Landkreis (sig). Ganz konsequent verfolgt der Kreissportbund in Absprache mit dem Landkreis und dem Landessportbund das Ziel, sich im Rahmen einer repräsentativen Umfrage Klarheit über die künftige Entwicklung des Sports im Schaumburger Land zu verschaffen. Auf die Bildung einer Arbeitsgruppe folgte jetzt der nächste Schritt - die Beratung der Fragebögen. Eigens dafür kamen Experten der Bergischen Universität aus Wuppertal in die Stadthäger KSB-Geschäftsst elle.
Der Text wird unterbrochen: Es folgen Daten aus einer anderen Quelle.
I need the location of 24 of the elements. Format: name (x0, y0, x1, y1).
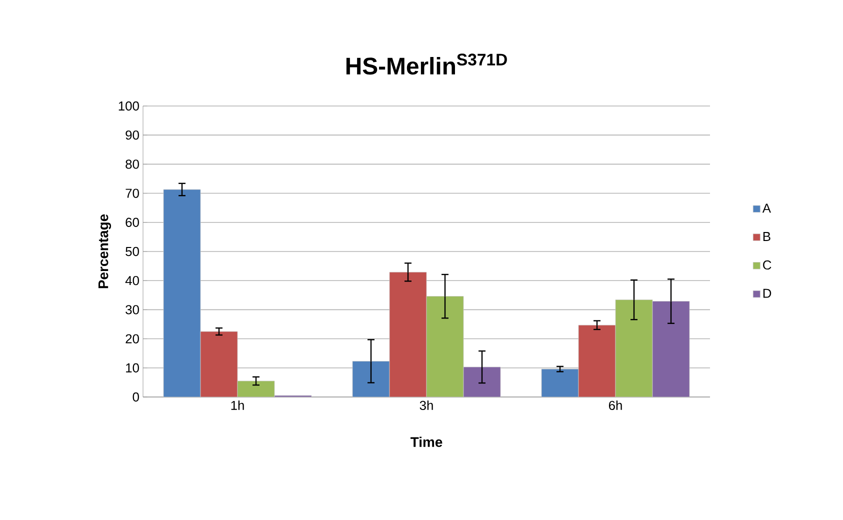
legend-label: A (762, 204, 771, 213)
y-tick-label: 10 (126, 363, 139, 372)
x-tick-label: 3h (420, 400, 433, 410)
y-tick-label: 80 (126, 160, 139, 169)
y-axis-title: Percentage (98, 214, 112, 288)
y-tick-label: 70 (126, 188, 139, 198)
y-tick-label: 0 (132, 392, 139, 402)
y-tick-label: 20 (126, 334, 139, 344)
bar (200, 331, 238, 397)
y-tick-label: 60 (126, 218, 139, 227)
y-tick-label: 50 (126, 246, 139, 256)
x-axis-title: Time (410, 436, 442, 448)
y-tick-label: 30 (126, 305, 139, 314)
chart-title: HS-Merlin$^{S371D}$ (346, 54, 507, 75)
y-tick-label: 90 (126, 130, 139, 140)
y-tick-label: 100 (118, 101, 139, 111)
legend-label: C (763, 260, 772, 270)
bar (578, 324, 616, 397)
bar (389, 272, 427, 397)
y-tick-label: 40 (125, 276, 139, 286)
x-tick-label: 1h (231, 400, 244, 410)
x-tick-label: 6h (608, 400, 622, 410)
legend-label: D (763, 288, 772, 298)
legend-label: B (763, 232, 770, 241)
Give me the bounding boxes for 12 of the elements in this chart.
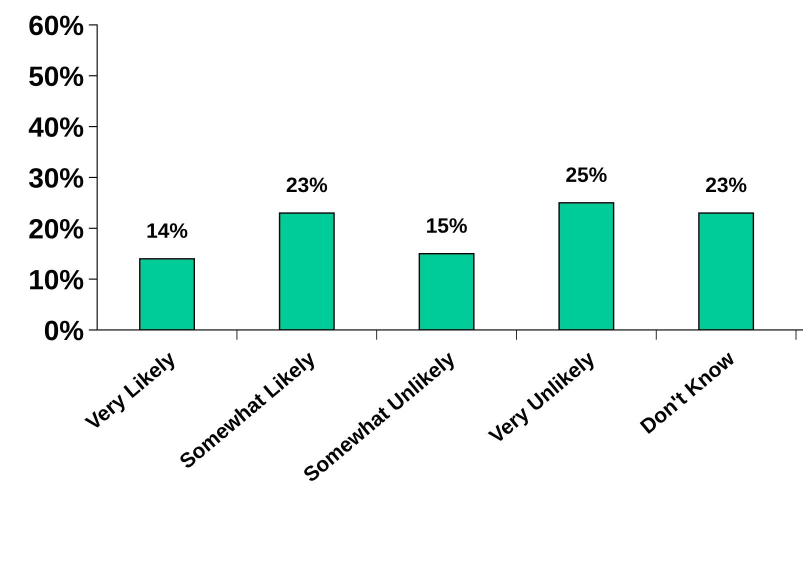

Eine der wichtigen Entscheidungen fiel gleich zu Beginn des Treffens: Es wurden die Bereiche festgelegt, in denen gezielt eine bestimmte Anzahl von Einwohnern befragt werden soll. Neben Rinteln, Stadthagen und Bückeburg sind das (jeweils als Einheit zusammengefasst): Bad Nenndorf/Rodenberg, Obernkirchen/Auetal, Sachsenhagen/Lindhorst und Niedernwöhren/Nienstädt. Ermittelt werden sollen nicht nur die in Vereinen ausgeübten sportlichen Aktivitäten, sondern zusätzlich die verschiedenen Formen sportlicher Betätigung in der Schule, bei kommerziellen Anbietern und auch als Eigeninitiative im privaten Bereich. Das vierseitige Formular enthält ebenso Fragen zur Beschaffenheit der Anlagen, auf denen Sport betrieben wird, und nach deren Standort. Wichtige Erkenntnisse für künftige Planungen soll zudem die Frage nach fehlenden Einrichtungen oder Angeboten bringen. Professor Dr. Horst Hübner von der in diese Aktion eingebundenen Forschungsstelle der Wuppertaler Universität sprach nach der Vorstellungsrunde von einer "deutlich veränderten Sportnachfrage bei den Bürgern". Die Sportarten Tennis und Leichtathleten gingen zurück. Diese Entwicklung führe auch dazu, dass zwischen den vorhandenen Sportstätten und der Nachfrage eine Lücke klaffe. Der Leiter des Gesundheitsamtes, Dr. Krusche, regte an, Kinder nicht erst ab dem Alter von zehn Jahren zu befragen und auch die Bewegungsangebote von Kindergärten, Schulen, Senioren- und Pflegeheimen zu ermitteln. Auf den vorgesehenen vier Seiten lässt sich allerdings nicht alles realisieren. Zumindest Wünsche und Vorstellungen von Schulkindern werden jedoch als aufschlussreich angesehen und sollen erfasst werden. Der KSB-Vorsitzende Dieter Fischer kündigte an, dass der Kreissportbund die zuständigen Ordnungsamtsleiter umgehend zu einer Sitzung einlädt, in der die organisatorischen Abläufe vereinbart werden. Die Fragebogen sollen mit einem Anschreiben der jeweiligen Stadt oder Samtgemeinde versandt werden. Der Kreissportbund leitet die Antworten zur Auswertung an die Bergische Universität weiter. Die Auswahl der zu befragenden Personen soll so getroffen werden, dass die Ergebnisse eine hohe Aussagekraft selbst für kleinere Bereiche der Region haben. Man hofft auf einen guten Rücklauf und will ihn bei Bedarf auch mit einem Erinnerungsschreiben verstärken. Schon jetzt steht fest, dass der Landkreis auf diese Weise ein aktuelles Sportstättenkataster erhalten wird. Das soll bis zum kommenden Sommer vorliegen.